Epley Maneuver

15 February 2022
10 mins
Reading

Epley Maneuver for posterior canal BPPV

Female patient sitting on examination table with back toward a male clinician. The clinician is turning the patient's head 45 degrees toward the right. Female patient lying on her back on examination table, with head hanging over the edge of the table. Male clinician is turning the patient's head toward the right.
Begin with the patient’s head turned 45 degrees toward the affected side. Bring to a supine position with the head turned toward the affected side and hanging 20°.

 

Female patient lying on her back on examination table, with head hanging over the edge of the table. Male clinician is turning the patient's head toward the left. Female patient lying on her left side on examination table, with head hanging over the edge of the table. Male clinician is turning the patient's head toward the left, so it is pointing toward the floor. Female patient sitting on examination table with back toward a male clinician, and legs dangling off the edge of the table. The clinician is turning the patient's head 45 degrees toward a downward, left position.
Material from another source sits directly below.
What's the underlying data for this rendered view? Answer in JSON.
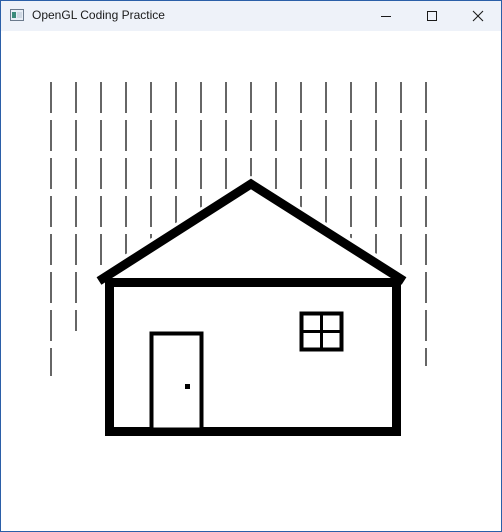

Rotate the patient’s head 90 degrees toward the unaffected side.

Guide the patient to the side lying position with their nose pointing to the ground.
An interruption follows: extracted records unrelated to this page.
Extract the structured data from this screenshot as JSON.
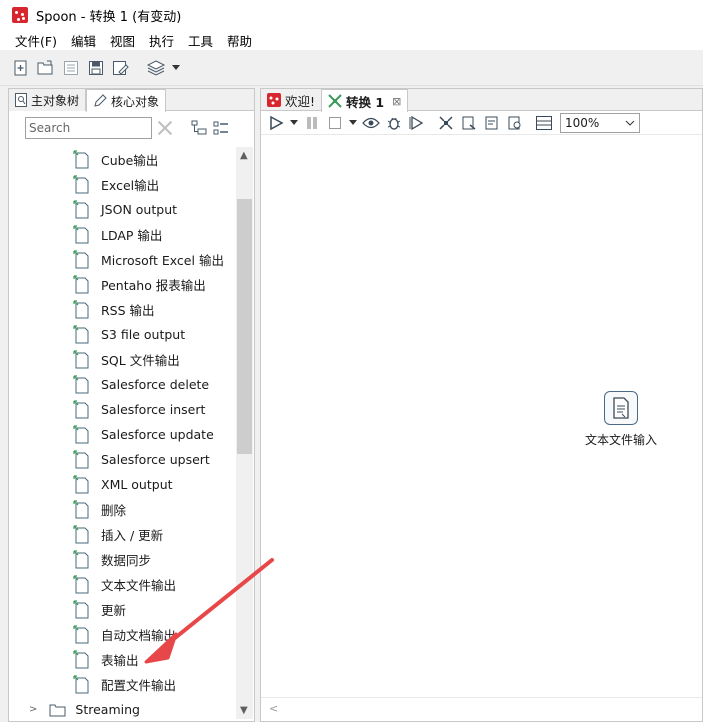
{
  "window": {
    "title": "Spoon - 转换 1 (有变动)"
  },
  "menu": [
    "文件(F)",
    "编辑",
    "视图",
    "执行",
    "工具",
    "帮助"
  ],
  "left_panel": {
    "tabs": [
      {
        "label": "主对象树"
      },
      {
        "label": "核心对象"
      }
    ],
    "search": {
      "placeholder": "Search",
      "value": ""
    },
    "items": [
      {
        "label": "Cube输出",
        "icon": "cube-output-icon"
      },
      {
        "label": "Excel输出",
        "icon": "excel-output-icon"
      },
      {
        "label": "JSON output",
        "icon": "json-output-icon"
      },
      {
        "label": "LDAP 输出",
        "icon": "ldap-output-icon"
      },
      {
        "label": "Microsoft Excel 输出",
        "icon": "ms-excel-output-icon"
      },
      {
        "label": "Pentaho 报表输出",
        "icon": "report-output-icon"
      },
      {
        "label": "RSS 输出",
        "icon": "rss-output-icon"
      },
      {
        "label": "S3 file output",
        "icon": "s3-output-icon"
      },
      {
        "label": "SQL 文件输出",
        "icon": "sql-output-icon"
      },
      {
        "label": "Salesforce delete",
        "icon": "salesforce-delete-icon"
      },
      {
        "label": "Salesforce insert",
        "icon": "salesforce-insert-icon"
      },
      {
        "label": "Salesforce update",
        "icon": "salesforce-update-icon"
      },
      {
        "label": "Salesforce upsert",
        "icon": "salesforce-upsert-icon"
      },
      {
        "label": "XML output",
        "icon": "xml-output-icon"
      },
      {
        "label": "删除",
        "icon": "delete-icon"
      },
      {
        "label": "插入 / 更新",
        "icon": "insert-update-icon"
      },
      {
        "label": "数据同步",
        "icon": "sync-icon"
      },
      {
        "label": "文本文件输出",
        "icon": "text-output-icon"
      },
      {
        "label": "更新",
        "icon": "refresh-icon"
      },
      {
        "label": "自动文档输出",
        "icon": "autodoc-icon"
      },
      {
        "label": "表输出",
        "icon": "table-output-icon"
      },
      {
        "label": "配置文件输出",
        "icon": "config-output-icon"
      }
    ],
    "streaming": "Streaming"
  },
  "right_panel": {
    "tabs": [
      {
        "label": "欢迎!"
      },
      {
        "label": "转换 1"
      }
    ],
    "zoom": "100%",
    "canvas_node": {
      "label": "文本文件输入"
    }
  },
  "colors": {
    "accent_red": "#d8262e",
    "annotation_arrow": "#e8474a"
  }
}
While keeping the head in 45º, tucked position, return the patient to a seated position.

 

Helpful hints

 

1. Consider using VNG

It is most helpful to utilize Frenzel lenses or VNG while performing CRP. This reduces the ability of the patient to fixate during the procedure in an attempt to reduce the nystagmus response. This will also allow the examiner to see even very slight torsional nystagmus.

 

2. Past injuries

Before performing any positioning maneuver, it is important to ascertain whether the patient has current or past injuries of the neck or spine.

 

3. Neurological symptoms

If neurological symptoms occur during the execution of positioning maneuvers, discontinue the procedure immediately and refer for a neurological evaluation. These symptoms might include, blurred vision, numbness, weakness of the arms or legs or confusion.

 

4. Efficacy

Efficacy of the procedure is increased to more than 90% if CRP is performed twice in rapid succession.

 

5. Postural support

It is not unusual for the patient to lose postural control at the completion of the procedure due to the otoconia briskly falling within the cupula. It is vital that the examiner is in a stance that will provide postural support to the patient.

 

6. Watch for changes in nystagmus

It is important to watch for changes in the nystagmus upon completion of the procedure: a reversal of nystagmus indicates that the otoconia fell back into the canal; an upbeat nystagmus indicates that the otoconia fell back into the cupula.

 

Epley maneuver procedure

  1. Begin with the patient sitting length-wise on the examination table.
  2. Place the Frenzel/VNG goggles on the patient.
  3. Have the patient turn his head to a 45º angle toward the side that you are going to treat (the affected side).
  4. While maintaining the 45º head position, guide the patient in a continuous motion from sitting to lying with the head hanging off the table at approximately 20º. It is imperative to provide cervical support during this portion of the procedure.
  5. Hold this position for 30-60 seconds.
  6. Maintain the 20º head extension and rotate the patient’s head 90º toward the unaffected side so that the patient’s head is approximately 45º toward the unaffected side.
  7. Hold this position for 30-60 seconds.
  8. While still maintaining the 45º head position, guide the patient into a side-lying position on the shoulder of the unaffected side. The patient’s nose should be pointed toward the floor.
  9. Hold this position for 30-60 seconds.
  10. Instruct the patient to tuck his chin and maintain the 45º head position.
  11. Guide the patient back into a sitting position while ensuring that the patient’s head remains at the 45º angle and the chin remains tucked.

 

References

  • Epley J. The canalith repositioning procedure: for treatment of benign paroxysmal positional vertigo. Otolaryngol Head Neck Surg 1992;107:399-404
  • Honrubia V, Baloh RW, Harris MR, et al. Paroxysmal positional vertigo syndrome. Am J Otol. 1999;20:465-470
  • Sherman D, Massoud EA. Treatment outcomes of benign paroxysmal positional vertigo. J Otolaryngol 2001;30:295-299.